I did a photographic contract for a year on an island off the west coast of Scotland that is a National Nature Reserve. It is wild with basically no roads, only rough (very very rough!) tracks. They used to have Land Rovers but decided to save money and bought, so I believe, Vauxhall Brava pickups (re-badged Isuzu's). They had half-a-dozen of them, and broke ALL their chassis. Snapped them!
So they went back to LR's, 200 and 300TDi's. One went off the island whilst I was working there - a ten year old 200tdi with a full service history and only 30,000 miles on the clock - 3K a year! It had used several sets of springs, new shocks every year and two or three sets of doorhandles every year - so many of the latter because staff used them as steps when lifting stuff off/on the roofrack.
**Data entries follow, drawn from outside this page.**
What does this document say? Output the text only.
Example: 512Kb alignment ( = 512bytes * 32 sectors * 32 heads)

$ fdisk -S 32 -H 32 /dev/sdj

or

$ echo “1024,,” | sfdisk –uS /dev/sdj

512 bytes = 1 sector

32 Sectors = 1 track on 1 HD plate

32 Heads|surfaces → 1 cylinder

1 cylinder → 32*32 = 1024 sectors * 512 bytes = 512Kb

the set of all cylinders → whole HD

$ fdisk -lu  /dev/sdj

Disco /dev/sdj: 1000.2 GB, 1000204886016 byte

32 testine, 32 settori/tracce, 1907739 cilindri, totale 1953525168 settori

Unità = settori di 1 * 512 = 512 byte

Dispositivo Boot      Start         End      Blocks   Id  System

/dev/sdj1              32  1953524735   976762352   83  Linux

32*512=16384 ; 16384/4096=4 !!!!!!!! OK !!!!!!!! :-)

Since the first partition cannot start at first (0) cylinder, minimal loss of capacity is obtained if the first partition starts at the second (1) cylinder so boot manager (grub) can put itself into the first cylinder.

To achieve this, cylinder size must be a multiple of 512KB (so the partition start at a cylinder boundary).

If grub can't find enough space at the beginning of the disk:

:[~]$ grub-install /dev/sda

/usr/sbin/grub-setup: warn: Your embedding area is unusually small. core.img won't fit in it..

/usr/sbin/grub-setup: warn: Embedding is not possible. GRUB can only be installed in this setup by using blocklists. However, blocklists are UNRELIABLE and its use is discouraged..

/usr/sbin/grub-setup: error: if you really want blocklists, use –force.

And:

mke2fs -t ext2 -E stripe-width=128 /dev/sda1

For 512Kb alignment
It looked terrible but the engine was in tiptop condition and despite the bashes and scratches it was a keeper for the lad who bought it on the mainland.
Then they were told they needed to buy TD5's, and got three to start with replacing ones they'd disposed of, all broke down with temperamental and hard-to-diagnose engine problems. As the vehicles (and reserve staff) in addition to their Reserve Staff duties are also Mountain Rescue Team, Coastguard, Fire Brigade, Ambulance and Stalking Support vehicles, they needed reliability, the vehicles HAVE to start when required as lives may depend on them. So finally they went back to ex-export 300TDi's as the solution. They still have them.
There's good reasons why Land Rovers continue to be preferred in the rougher parts of the UK.
I got special permission to take my own 110 over whilst I was working there. It was warmer sleeping in it than sleeping in the Castle!